Bu, maddi olanın peşinden koşarken, asıl önemli olan manevi değerleri ve ahiret hayatını görmezden gelmenin bir sonucudur.
Bu körlük, insanın dünyayı olduğundan daha büyük ve kalıcı zannetmesine yol açar. Bediüzzaman Said Nursi, bu yanılgıyı şu sözlerle dile getirir: “Çok geniş tasavvur ettiğin senin dünyan, dar bir kabir hükmündedir.”
Dünya, ne kadar geniş ve ferah görünse de, aslında ahirete göre çok dar ve geçici bir konaktır. Bu dar konakta sonsuzluğa hazırlık yapmayan, hayatını sadece maddi zevklere adayan kimse, kabrin darlığında boğulmaya mahkûmdur.
Peki, bu aldatıcı ve dar dünyada ebedi saadeti nasıl elde edeceğiz? Cevap basittir ama uygulaması sabır ve gayret ister.
“Her kim olursan ol; bak, gör. Yalnız gözünü aç, hakikati müşahede et, saadet-i ebediyenin anahtarı olan imanını kurtar.”
Bu söz, bizlere, ne durumda olursak olalım, önce hakikati görmeyi ve imanı korumayı öğütler. Gerçek mutluluğun ve sonsuz saadetinin anahtarı, kaybolmaya yüz tutan imanımızdır.

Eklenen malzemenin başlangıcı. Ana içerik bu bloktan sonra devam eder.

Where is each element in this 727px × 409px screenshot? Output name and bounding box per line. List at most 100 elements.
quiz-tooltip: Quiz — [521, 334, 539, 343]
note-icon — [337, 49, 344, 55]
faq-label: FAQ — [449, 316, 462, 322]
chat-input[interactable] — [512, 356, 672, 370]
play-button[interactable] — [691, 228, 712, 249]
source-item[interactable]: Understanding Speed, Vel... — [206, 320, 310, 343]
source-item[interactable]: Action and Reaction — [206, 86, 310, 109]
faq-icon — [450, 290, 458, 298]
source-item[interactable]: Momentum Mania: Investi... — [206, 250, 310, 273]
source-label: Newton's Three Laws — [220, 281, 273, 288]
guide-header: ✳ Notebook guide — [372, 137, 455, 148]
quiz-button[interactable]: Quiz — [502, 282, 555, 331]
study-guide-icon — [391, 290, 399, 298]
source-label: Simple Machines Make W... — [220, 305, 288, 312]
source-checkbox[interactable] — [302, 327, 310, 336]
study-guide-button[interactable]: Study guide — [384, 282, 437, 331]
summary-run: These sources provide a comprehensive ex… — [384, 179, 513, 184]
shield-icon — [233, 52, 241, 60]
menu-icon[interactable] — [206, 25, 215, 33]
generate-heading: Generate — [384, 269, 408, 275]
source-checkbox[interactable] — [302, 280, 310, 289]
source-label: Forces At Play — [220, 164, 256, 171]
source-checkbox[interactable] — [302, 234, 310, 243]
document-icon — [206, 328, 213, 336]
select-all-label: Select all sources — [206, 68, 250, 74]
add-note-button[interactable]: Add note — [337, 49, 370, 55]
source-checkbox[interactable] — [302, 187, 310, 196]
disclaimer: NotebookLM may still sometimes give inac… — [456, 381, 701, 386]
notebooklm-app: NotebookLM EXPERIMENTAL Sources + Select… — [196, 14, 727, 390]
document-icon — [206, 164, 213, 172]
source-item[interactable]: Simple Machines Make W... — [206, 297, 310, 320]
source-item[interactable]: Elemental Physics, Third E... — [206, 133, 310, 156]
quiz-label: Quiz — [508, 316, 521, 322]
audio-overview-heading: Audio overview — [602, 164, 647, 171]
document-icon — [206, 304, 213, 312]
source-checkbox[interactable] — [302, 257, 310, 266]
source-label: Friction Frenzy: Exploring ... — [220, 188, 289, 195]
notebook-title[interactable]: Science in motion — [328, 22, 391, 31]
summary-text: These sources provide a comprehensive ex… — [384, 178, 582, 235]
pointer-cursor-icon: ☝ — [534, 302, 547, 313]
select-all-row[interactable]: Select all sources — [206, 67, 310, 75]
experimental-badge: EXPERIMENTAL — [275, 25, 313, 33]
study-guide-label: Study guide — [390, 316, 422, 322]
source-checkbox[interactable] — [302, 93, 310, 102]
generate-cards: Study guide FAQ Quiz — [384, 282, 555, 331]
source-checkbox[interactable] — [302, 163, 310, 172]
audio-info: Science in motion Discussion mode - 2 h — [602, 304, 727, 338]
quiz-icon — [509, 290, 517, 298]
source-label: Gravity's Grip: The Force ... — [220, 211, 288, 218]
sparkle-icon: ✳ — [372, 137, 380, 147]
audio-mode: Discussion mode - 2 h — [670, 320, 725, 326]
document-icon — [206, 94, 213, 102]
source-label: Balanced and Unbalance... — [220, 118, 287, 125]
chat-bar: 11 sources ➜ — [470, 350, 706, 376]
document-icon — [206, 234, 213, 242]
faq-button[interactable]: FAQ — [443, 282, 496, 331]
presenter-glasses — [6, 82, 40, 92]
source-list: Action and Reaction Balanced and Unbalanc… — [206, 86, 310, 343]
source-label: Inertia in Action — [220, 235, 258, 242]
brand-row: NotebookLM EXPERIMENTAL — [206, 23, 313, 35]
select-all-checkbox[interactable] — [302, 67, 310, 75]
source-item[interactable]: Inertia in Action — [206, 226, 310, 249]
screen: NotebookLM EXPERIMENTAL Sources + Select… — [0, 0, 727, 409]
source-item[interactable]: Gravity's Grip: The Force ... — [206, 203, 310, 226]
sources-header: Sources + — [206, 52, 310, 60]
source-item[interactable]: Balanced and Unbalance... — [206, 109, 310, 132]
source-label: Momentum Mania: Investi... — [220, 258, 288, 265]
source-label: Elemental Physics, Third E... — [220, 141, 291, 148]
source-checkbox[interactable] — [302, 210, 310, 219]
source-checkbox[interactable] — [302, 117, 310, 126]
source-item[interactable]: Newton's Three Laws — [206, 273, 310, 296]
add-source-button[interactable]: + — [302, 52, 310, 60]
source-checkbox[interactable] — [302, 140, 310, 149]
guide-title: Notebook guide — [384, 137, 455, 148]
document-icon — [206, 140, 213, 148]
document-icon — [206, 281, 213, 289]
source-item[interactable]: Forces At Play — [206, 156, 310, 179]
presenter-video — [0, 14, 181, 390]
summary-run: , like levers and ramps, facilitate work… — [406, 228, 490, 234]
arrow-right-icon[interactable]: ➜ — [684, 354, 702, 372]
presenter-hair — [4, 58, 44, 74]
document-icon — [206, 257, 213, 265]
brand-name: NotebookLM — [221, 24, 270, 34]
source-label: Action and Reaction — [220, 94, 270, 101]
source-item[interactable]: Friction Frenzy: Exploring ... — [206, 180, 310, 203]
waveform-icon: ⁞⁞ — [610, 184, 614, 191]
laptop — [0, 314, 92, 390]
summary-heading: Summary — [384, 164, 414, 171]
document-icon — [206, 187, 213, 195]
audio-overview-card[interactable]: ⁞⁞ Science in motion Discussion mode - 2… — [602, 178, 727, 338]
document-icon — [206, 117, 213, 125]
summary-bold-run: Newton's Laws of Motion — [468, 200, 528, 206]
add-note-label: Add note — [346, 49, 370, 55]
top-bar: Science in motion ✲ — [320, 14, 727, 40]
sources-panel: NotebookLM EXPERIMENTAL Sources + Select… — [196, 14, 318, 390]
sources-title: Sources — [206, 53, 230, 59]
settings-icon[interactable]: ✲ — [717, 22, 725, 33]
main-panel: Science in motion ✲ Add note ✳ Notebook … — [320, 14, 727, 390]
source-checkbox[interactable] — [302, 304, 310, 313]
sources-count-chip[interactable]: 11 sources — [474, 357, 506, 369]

Bu yolculuk, manevi bir uyanışı gerektirir. Sadece gözümüzle değil, kalbimizle de bakmalıyız. Maddi dünyanın fani ve geçici olduğunu idrak etmeli, duygularımızın ve hislerimizin asıl gayesinin ahireti kazanmak olduğunu unutmamalıyız. Bu bilinçle, “Bu gidiş nereye?” sorusunun cevabını buluruz:
Rabbimize ve sonsuz saadete doğru.

Özet
Bu makale, hayatın amacını sorgulayan “Bu Gidiş Nereye?” sorusu etrafında şekillenmiştir. Makalede, insan fıtratındaki derin duyguların aslında ahiret hayatını kazanmak için verildiği, ancak çoğu insanın bu duyguları maddi hedeflere yönelttiği anlatılır. Maddiyata aşırı odaklanmanın manevi körlüğe yol açtığı ve insanın dünyayı olduğundan daha büyük zannederek bir yanılgıya düştüğü anlatılır.
Son olarak, bu yanılgıdan kurtulmanın yolunun, gerçekleri görmek ve ebedi saadetin anahtarı olan imanı korumak olduğu belirtilir.